Faced with constantly changing environmental stimuli and stresses, microorganisms have evolved complex mechanisms to respond to altering conditions. The simplest strategy adopted is a direct one: monitor the environment for changes and then respond. In predictable, yet still changing environments, the anticipation of a changing condition based on a preceding signal may provide an adaptive evolutionary advantage.

Mitchell et al. reasoned that an asymmetric response strategy might be used to react to the unidirectional temporal order of environmental changes. In this response, the first stimulus (S1) would activate not only its designated response (R1), but also the response to the second stimulus (R2), whereas the second stimulus (S2) would activate only R2. To test this in vivo, the authors looked at the response of Escherichia coli to the metabolic environment encountered in the intestine. During passage along the digestive tract, bacteria are first exposed to lactose, followed by exposure to maltose further down the tract. The authors found that E. coli maltose operons, which are induced by maltose, are also induced by exposure to lactose, although to a lesser extent. Importantly, lactose operons showed no response to maltose, which is indicative of a unidirectional adaptive response. The authors also observed a fitness advantage when cells growing on maltose were pre-exposed to lactose. This kind of preparation only benefits an organism if the change in environmental conditions is actually encountered. Accordingly, when E. coli cells were grown for 500 generations on high levels of lactose with no exposure to maltose, the adaptive response was lost and no activation of maltose operons was observed in response to lactose.

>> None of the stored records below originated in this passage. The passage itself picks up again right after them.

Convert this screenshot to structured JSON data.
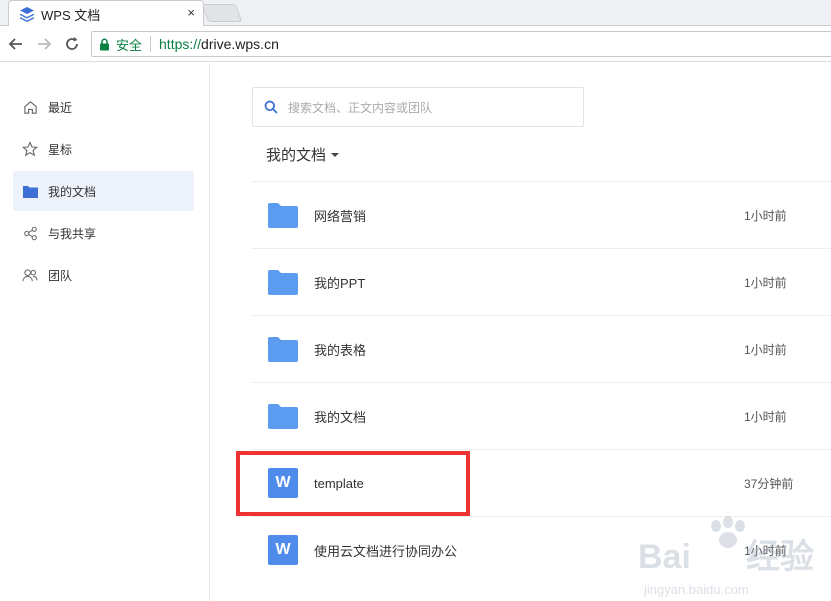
{
  "browser": {
    "tab_title": "WPS 文档",
    "tab_close": "×",
    "secure_label": "安全",
    "url_scheme": "https://",
    "url_host": "drive.wps.cn"
  },
  "sidebar": {
    "items": [
      {
        "label": "最近",
        "icon": "clock-icon"
      },
      {
        "label": "星标",
        "icon": "star-icon"
      },
      {
        "label": "我的文档",
        "icon": "folder-icon"
      },
      {
        "label": "与我共享",
        "icon": "share-icon"
      },
      {
        "label": "团队",
        "icon": "team-icon"
      }
    ],
    "active_index": 2
  },
  "search": {
    "placeholder": "搜索文档、正文内容或团队"
  },
  "breadcrumb": {
    "label": "我的文档"
  },
  "files": [
    {
      "name": "网络营销",
      "time": "1小时前",
      "type": "folder"
    },
    {
      "name": "我的PPT",
      "time": "1小时前",
      "type": "folder"
    },
    {
      "name": "我的表格",
      "time": "1小时前",
      "type": "folder"
    },
    {
      "name": "我的文档",
      "time": "1小时前",
      "type": "folder"
    },
    {
      "name": "template",
      "time": "37分钟前",
      "type": "wps-doc"
    },
    {
      "name": "使用云文档进行协同办公",
      "time": "1小时前",
      "type": "wps-doc"
    }
  ],
  "doc_icon_letter": "W",
  "colors": {
    "accent": "#4f8bea",
    "folder": "#5b9cf0",
    "highlight": "#ee3333",
    "secure_green": "#0b8043"
  }
}
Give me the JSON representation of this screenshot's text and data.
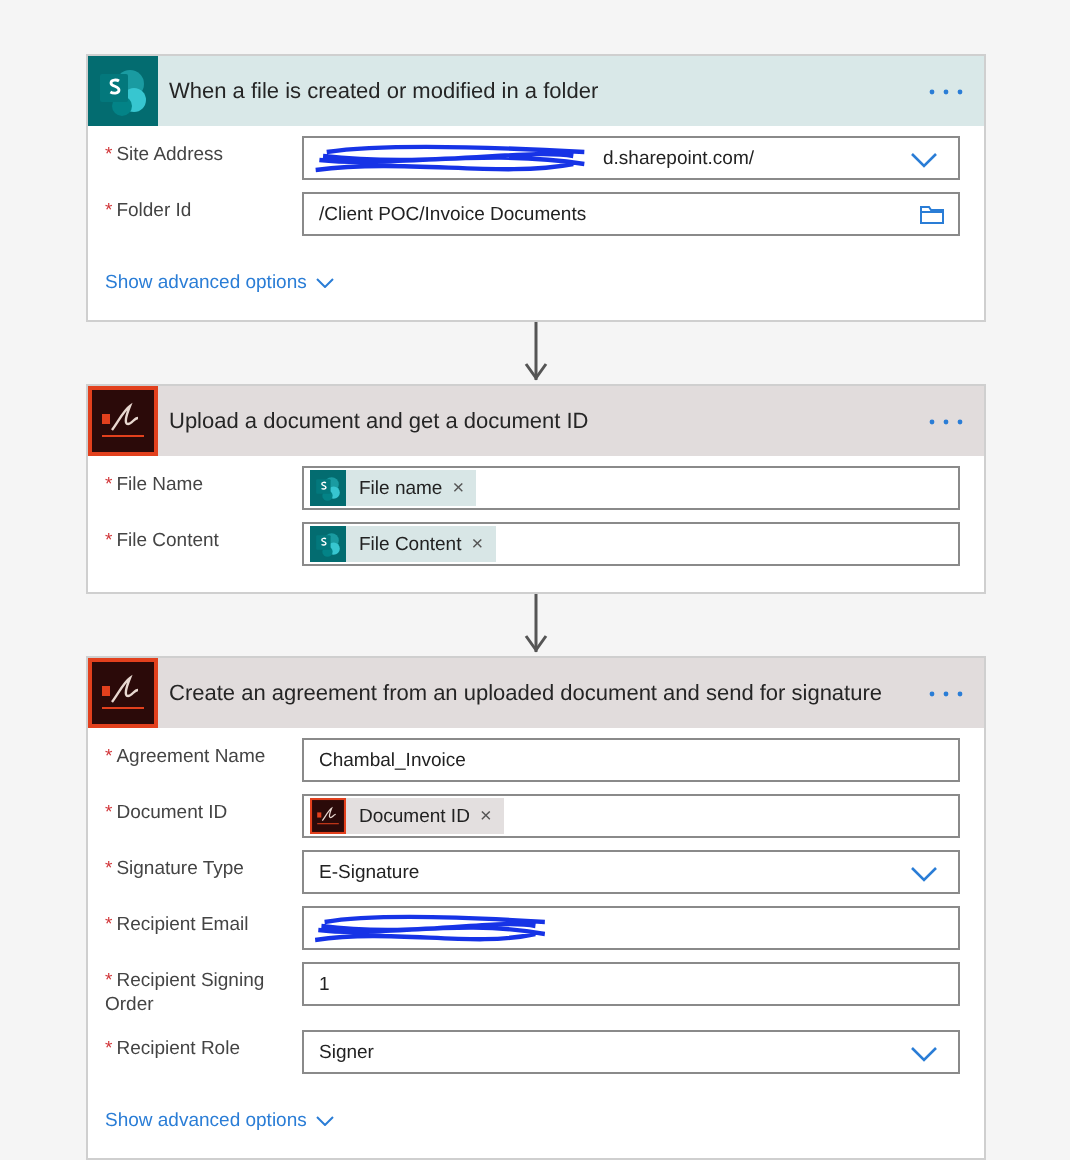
{
  "cards": [
    {
      "kind": "sharepoint",
      "title": "When a file is created or modified in a folder",
      "fields": [
        {
          "label": "Site Address",
          "marker": "*",
          "kind": "dropdown",
          "value": "d.sharepoint.com/",
          "redacted": true
        },
        {
          "label": "Folder Id",
          "marker": "*",
          "kind": "folder",
          "value": "/Client POC/Invoice Documents",
          "redacted": false
        }
      ],
      "advanced_link": "Show advanced options"
    },
    {
      "kind": "adobe-sign",
      "title": "Upload a document and get a document ID",
      "fields": [
        {
          "label": "File Name",
          "marker": "*",
          "kind": "tokens",
          "tokens": [
            {
              "label": "File name",
              "kind": "sharepoint",
              "remove": "×"
            }
          ],
          "redacted": false
        },
        {
          "label": "File Content",
          "marker": "*",
          "kind": "tokens",
          "tokens": [
            {
              "label": "File Content",
              "kind": "sharepoint",
              "remove": "×"
            }
          ],
          "redacted": false
        }
      ]
    },
    {
      "kind": "adobe-sign",
      "title": "Create an agreement from an uploaded document and send for signature",
      "fields": [
        {
          "label": "Agreement Name",
          "marker": "*",
          "kind": "text",
          "value": "Chambal_Invoice",
          "redacted": false
        },
        {
          "label": "Document ID",
          "marker": "*",
          "kind": "tokens",
          "tokens": [
            {
              "label": "Document ID",
              "kind": "adobe-sign",
              "remove": "×"
            }
          ],
          "redacted": false
        },
        {
          "label": "Signature Type",
          "marker": "*",
          "kind": "dropdown",
          "value": "E-Signature",
          "redacted": false
        },
        {
          "label": "Recipient Email",
          "marker": "*",
          "kind": "text",
          "redacted": true
        },
        {
          "label": "Recipient Signing Order",
          "marker": "*",
          "kind": "text",
          "value": "1",
          "redacted": false
        },
        {
          "label": "Recipient Role",
          "marker": "*",
          "kind": "dropdown",
          "value": "Signer",
          "redacted": false
        }
      ],
      "advanced_link": "Show advanced options"
    }
  ]
}
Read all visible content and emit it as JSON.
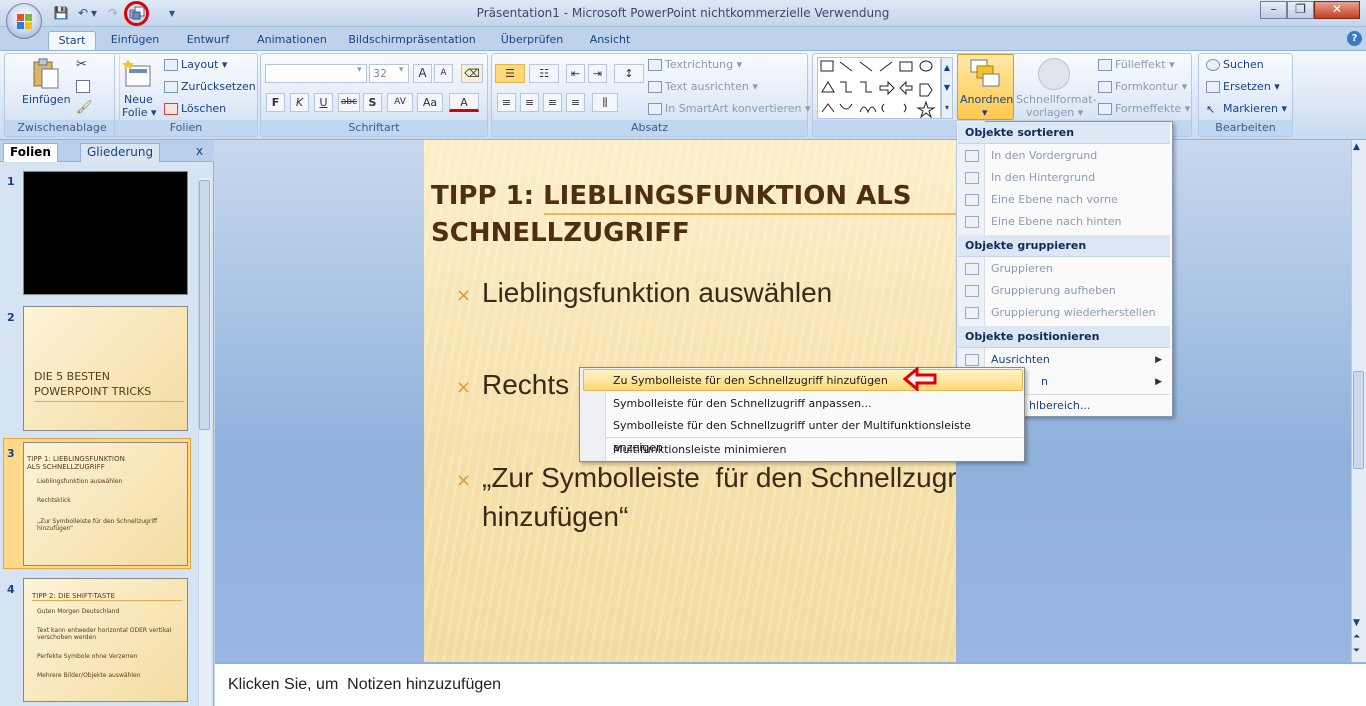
{
  "window": {
    "title": "Präsentation1 - Microsoft PowerPoint nichtkommerzielle Verwendung",
    "minimize": "–",
    "restore": "❐",
    "close": "✕"
  },
  "qat": {
    "save": "💾",
    "undo": "↶",
    "undo_drop": "▾",
    "redo": "↷",
    "customize": "▾"
  },
  "tabs": [
    "Start",
    "Einfügen",
    "Entwurf",
    "Animationen",
    "Bildschirmpräsentation",
    "Überprüfen",
    "Ansicht"
  ],
  "help": "?",
  "ribbon": {
    "clipboard": {
      "paste": "Einfügen",
      "label": "Zwischenablage"
    },
    "slides": {
      "new_slide_1": "Neue",
      "new_slide_2": "Folie ▾",
      "layout": "Layout ▾",
      "reset": "Zurücksetzen",
      "delete": "Löschen",
      "label": "Folien"
    },
    "font": {
      "size": "32",
      "label": "Schriftart",
      "bold": "F",
      "italic": "K",
      "underline": "U",
      "strike": "abc",
      "shadow": "S",
      "spacing": "AV",
      "case": "Aa",
      "color": "A",
      "grow": "A",
      "shrink": "A"
    },
    "paragraph": {
      "text_direction": "Textrichtung ▾",
      "align_text": "Text ausrichten ▾",
      "smartart": "In SmartArt konvertieren ▾",
      "label": "Absatz"
    },
    "drawing": {
      "arrange_1": "Anordnen",
      "arrange_2": "▾",
      "quickstyles_1": "Schnellformat-",
      "quickstyles_2": "vorlagen ▾",
      "fill": "Fülleffekt ▾",
      "outline": "Formkontur ▾",
      "effects": "Formeffekte ▾"
    },
    "editing": {
      "find": "Suchen",
      "replace": "Ersetzen ▾",
      "select": "Markieren ▾",
      "label": "Bearbeiten"
    }
  },
  "panes": {
    "slides_tab": "Folien",
    "outline_tab": "Gliederung",
    "close": "x"
  },
  "thumbnails": [
    {
      "num": "1"
    },
    {
      "num": "2",
      "title": "DIE 5 BESTEN POWERPOINT TRICKS"
    },
    {
      "num": "3",
      "title": "TIPP 1: LIEBLINGSFUNKTION ALS SCHNELLZUGRIFF",
      "bullets": [
        "Lieblingsfunktion auswählen",
        "Rechtsklick",
        "„Zur Symbolleiste für den Schnellzugriff hinzufügen“"
      ]
    },
    {
      "num": "4",
      "title": "TIPP 2: DIE SHIFT-TASTE",
      "bullets": [
        "Guten Morgen Deutschland",
        "Text kann entweder horizontal ODER vertikal verschoben werden",
        "Perfekte Symbole ohne Verzerren",
        "Mehrere Bilder/Objekte auswählen"
      ]
    }
  ],
  "slide": {
    "title_line1": "TIPP 1: LIEBLINGSFUNKTION ALS",
    "title_line2": "SCHNELLZUGRIFF",
    "bullet_mark": "×",
    "bullets": [
      "Lieblingsfunktion auswählen",
      "Rechts",
      "„Zur Symbolleiste  für den Schnellzugriff",
      "hinzufügen“"
    ]
  },
  "notes": {
    "placeholder": "Klicken Sie, um  Notizen hinzuzufügen"
  },
  "arrange_menu": {
    "sort_header": "Objekte sortieren",
    "sort_items": [
      "In den Vordergrund",
      "In den Hintergrund",
      "Eine Ebene nach vorne",
      "Eine Ebene nach hinten"
    ],
    "group_header": "Objekte gruppieren",
    "group_items": [
      "Gruppieren",
      "Gruppierung aufheben",
      "Gruppierung wiederherstellen"
    ],
    "position_header": "Objekte positionieren",
    "align": "Ausrichten",
    "rotate": "n",
    "selection_pane": "hlbereich..."
  },
  "context_menu": {
    "items": [
      "Zu Symbolleiste für den Schnellzugriff hinzufügen",
      "Symbolleiste für den Schnellzugriff anpassen...",
      "Symbolleiste für den Schnellzugriff unter der Multifunktionsleiste anzeigen",
      "Multifunktionsleiste minimieren"
    ]
  },
  "colors": {
    "accent_red": "#e00000",
    "highlight": "#ffd878",
    "slide_title": "#4e2f10",
    "bullet_mark": "#e0963a"
  }
}
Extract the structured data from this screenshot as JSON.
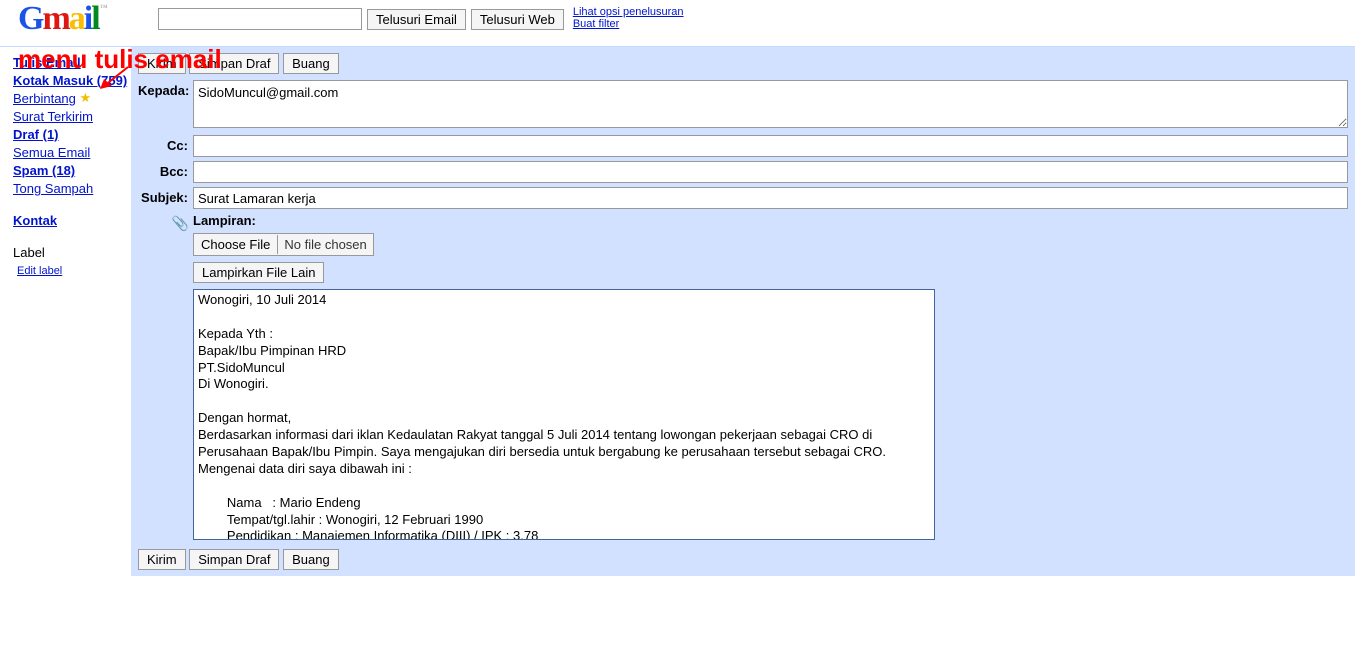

Similar observations were seen in experiments with Saccharomyces cerevisiae , which encounters potentially fatal levels of oxygen radicals during the fermentation process, after switching from fermentation to oxidative respiration. The authors found that exposure to heat shock stress, which occurs during fermentation, led to cross-protection against oxidative stress. Using microarrays the authors were able to identify candidate genes that may be responsible for this trait.

These data show that the anticipation of environmental stimuli is an adaptive trait that has evolved at the cellular level in both prokaryotic and eukaryotic microorganisms.